Product recalls are every manufacturer’s worst nightmare. Recalls have a negative impact on your brand; inflate your costs to enormous proportions and you might even end up with a Facebook hate page or two. Despite all of this, there has been a big rise in recalls because of strict regulations, consumers that speak up and increasingly complex products.
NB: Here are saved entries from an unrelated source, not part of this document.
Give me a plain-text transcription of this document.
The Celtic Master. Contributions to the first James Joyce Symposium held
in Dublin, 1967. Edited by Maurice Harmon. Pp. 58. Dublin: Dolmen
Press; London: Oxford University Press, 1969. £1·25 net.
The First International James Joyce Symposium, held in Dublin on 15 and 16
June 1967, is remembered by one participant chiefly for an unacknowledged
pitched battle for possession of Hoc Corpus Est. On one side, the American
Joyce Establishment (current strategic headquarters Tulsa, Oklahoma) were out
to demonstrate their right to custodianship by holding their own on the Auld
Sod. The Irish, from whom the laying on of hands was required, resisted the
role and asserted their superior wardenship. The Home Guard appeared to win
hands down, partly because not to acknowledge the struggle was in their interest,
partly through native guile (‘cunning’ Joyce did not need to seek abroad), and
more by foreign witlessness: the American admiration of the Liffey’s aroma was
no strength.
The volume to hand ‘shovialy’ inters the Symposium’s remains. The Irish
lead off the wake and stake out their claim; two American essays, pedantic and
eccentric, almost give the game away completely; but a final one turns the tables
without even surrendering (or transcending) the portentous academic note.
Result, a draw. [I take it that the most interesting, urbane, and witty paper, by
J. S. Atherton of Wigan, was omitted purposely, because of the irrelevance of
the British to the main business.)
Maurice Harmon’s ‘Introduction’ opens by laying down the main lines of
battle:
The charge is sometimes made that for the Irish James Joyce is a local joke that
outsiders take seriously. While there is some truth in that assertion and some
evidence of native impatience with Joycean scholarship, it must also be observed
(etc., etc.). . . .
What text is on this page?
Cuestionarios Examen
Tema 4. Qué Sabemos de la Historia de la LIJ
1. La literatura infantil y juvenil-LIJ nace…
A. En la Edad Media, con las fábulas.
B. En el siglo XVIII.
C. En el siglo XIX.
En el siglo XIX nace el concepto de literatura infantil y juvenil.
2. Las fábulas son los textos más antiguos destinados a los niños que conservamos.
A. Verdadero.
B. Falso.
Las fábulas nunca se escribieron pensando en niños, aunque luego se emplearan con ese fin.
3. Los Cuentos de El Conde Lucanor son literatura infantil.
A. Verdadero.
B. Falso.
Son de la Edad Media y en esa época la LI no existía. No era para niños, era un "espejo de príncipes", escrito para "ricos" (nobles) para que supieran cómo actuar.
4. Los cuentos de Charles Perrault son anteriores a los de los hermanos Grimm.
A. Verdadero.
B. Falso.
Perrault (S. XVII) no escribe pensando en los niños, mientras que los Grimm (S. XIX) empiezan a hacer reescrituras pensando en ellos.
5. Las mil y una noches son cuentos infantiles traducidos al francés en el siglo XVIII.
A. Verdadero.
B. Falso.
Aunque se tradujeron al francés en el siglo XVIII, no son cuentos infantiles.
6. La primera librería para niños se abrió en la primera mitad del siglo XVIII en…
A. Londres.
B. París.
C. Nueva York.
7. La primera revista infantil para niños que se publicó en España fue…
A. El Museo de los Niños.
 Caution, explosive brand!

A product doesn’t just get recalled for any reason, mostly a serious or even dangerous product error is at play. Philips once had to recall thousands of LCD TV’s after the electronics manufacturer had found out their TV’s might electrocute people. Competitor Sony had to process a similar shock when they were forced to pay almost 300 million euros to recall certain ‘explosive’ laptop batteries. Toyota recalled 1.35 million cars when they found out the belt system was flammable when a collision occurred. That last case is an example of something that can really damage a brand, because the incident is related to the brand’s core values: safety and reliability. Another example of this is Olvarit, a brand that aims to make healthy and natural baby food, but was faced with jars that had been contaminated by cleaning products.


Contaminated brands

Negative publicity can have an impact on brand level. In that case, only the one brand involved suffers a few blows, while its competition might benefit. Pepsi Cola got a boost thanks to a Coca-Cola scandal involving a number of students who got sick after drinking a bad batch of Coke. But a brand crisis can also have ramifications that spread across the entire market. When a few crash tests proved one Nissan pick-up truck to be life-threateningly dangerous, the negative publicity cast a shadow over the entire pick-up truck industry, making people believe Toyota, Isuzu and Mazda pick-up trucks were dangerous as well.


Emergency warning

An incident can escalate into a crisis that has strategic disadvantages for the brand or the entire market. You can’t escape from negative publicity, but you can limit the amount of (brand) damage. Rumours can be avoided by supplying sufficient and extensive information; even if that info is mostly negative. ‘The first 24 hours’ are crucial to inform the general public as well as the product’s users when a product recall goes into effect.

Brand gossip

Procter&Gamble sponsors Satan’s Church and Marlboro sends money to the Ku Klux Klan. Drinking Schweppes causes impotence, washing your hair with Wash&Go will make you go bald and don’t be surprised when you find a piece of worm in your Big Mac. These are all examples of negative statements that are based on pure fiction. Sometimes this kind of gossip gets out of hand, forcing producers to pull out all the stops to refute the made-up story. Some brands find the humour in all of this, like Volkswagen when they put out a fake product recall. They issued an ad calling all owners of a ’74 Golf I to bring in their cars due to ‘light wear and tear of the glove compartment mechanism’. Obviously this was a joke, Volkswagen wanted to highlight the quality of their cars. In the end, all owners of a ’74 Golf I who reported their vehicle got their car serviced for free.